The judges David Read and Roy Roe emerged from the box to explain
that they were comfortable that they had the bands in the right
order. Roy Roe commented that they had heard some great playing,
and commented that the solo playing was at times disappointing,
but those soloists who did shine, really did well.
Peter Roberts was awarded the Eddie Noble MBE, Memorial Trophy.
Sheona White claimed the Best Soloist award from Kirklees Music.
Rothwell came out in sixth place, followed by Grimethorpe in fifth.
Sellers were two points in front of Grimethorpe (191) in fourth
place. Brighouse were given third, and for a split second, you
wondered if as last year, a twist was yet to come. Black Dyke second,
and when it was announced that the winning band had been awarded
197 points, you could hear most people take a sharp intake of breath.
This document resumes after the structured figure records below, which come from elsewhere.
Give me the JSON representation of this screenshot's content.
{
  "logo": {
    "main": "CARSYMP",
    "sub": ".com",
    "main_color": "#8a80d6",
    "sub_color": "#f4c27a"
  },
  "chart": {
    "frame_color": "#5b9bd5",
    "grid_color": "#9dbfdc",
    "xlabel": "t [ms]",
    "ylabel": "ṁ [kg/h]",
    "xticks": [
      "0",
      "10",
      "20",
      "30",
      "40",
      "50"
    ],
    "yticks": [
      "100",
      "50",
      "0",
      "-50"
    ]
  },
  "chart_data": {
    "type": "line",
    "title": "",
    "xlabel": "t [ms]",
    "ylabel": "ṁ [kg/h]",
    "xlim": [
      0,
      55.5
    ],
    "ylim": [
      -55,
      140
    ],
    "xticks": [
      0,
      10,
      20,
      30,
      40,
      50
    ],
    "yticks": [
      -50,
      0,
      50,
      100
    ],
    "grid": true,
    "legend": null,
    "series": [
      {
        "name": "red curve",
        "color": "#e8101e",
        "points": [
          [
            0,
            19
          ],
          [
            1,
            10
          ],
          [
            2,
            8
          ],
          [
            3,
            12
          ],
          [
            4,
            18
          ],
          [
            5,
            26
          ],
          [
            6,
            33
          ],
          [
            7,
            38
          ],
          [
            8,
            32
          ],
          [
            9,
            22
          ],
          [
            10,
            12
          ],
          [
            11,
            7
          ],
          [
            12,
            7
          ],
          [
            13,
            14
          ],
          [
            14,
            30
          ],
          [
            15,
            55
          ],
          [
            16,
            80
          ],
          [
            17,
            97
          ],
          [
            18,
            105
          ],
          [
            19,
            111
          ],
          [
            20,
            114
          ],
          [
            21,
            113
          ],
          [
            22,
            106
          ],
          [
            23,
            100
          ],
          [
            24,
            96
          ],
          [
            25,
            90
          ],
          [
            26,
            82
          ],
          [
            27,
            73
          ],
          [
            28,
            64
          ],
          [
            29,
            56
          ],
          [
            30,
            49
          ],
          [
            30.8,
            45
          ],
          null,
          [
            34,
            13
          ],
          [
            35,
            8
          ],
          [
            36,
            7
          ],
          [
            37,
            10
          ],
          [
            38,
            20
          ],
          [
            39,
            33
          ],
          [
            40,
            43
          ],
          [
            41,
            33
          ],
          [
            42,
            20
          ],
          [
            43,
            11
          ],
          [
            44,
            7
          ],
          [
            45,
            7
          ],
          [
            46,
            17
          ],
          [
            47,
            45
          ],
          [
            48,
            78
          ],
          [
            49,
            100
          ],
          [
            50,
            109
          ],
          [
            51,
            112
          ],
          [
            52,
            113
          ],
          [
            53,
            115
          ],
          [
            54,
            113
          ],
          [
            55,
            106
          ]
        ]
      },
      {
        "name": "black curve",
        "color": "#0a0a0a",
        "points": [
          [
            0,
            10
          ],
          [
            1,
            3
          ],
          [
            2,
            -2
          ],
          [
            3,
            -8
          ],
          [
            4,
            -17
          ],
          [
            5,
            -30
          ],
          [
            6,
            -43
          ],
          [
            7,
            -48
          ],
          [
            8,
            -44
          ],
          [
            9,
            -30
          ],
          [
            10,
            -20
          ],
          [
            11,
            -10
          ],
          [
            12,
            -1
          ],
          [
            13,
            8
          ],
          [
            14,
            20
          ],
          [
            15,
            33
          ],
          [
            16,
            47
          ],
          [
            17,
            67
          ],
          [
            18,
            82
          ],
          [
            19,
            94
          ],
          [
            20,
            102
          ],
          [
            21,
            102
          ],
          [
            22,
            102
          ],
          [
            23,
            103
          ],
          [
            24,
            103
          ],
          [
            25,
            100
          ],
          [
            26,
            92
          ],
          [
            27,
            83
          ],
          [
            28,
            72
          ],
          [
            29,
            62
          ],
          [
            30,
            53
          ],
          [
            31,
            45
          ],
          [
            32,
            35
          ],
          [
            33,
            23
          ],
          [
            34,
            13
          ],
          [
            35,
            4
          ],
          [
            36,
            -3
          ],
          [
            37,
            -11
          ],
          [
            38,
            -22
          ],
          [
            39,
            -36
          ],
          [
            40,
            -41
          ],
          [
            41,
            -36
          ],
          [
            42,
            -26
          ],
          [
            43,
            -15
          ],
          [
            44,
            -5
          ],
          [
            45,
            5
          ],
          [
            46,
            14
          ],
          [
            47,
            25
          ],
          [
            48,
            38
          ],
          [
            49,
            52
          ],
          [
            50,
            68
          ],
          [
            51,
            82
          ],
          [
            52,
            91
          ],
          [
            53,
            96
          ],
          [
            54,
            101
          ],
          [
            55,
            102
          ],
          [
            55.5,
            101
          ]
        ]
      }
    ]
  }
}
It was only going to be YBS - and it was YBS.
Everybody loved the music and it proved a real winner for the
bands and audience. Unfortunately for Black Dyke, Brighouse and
Sellers though, it was not their day, and quite frankly, they
really complain. The 2004 Yorkshire Regional Championship was
all about a truly magical interpretation of Tristan Encounters
from Professor King and his wonderful band.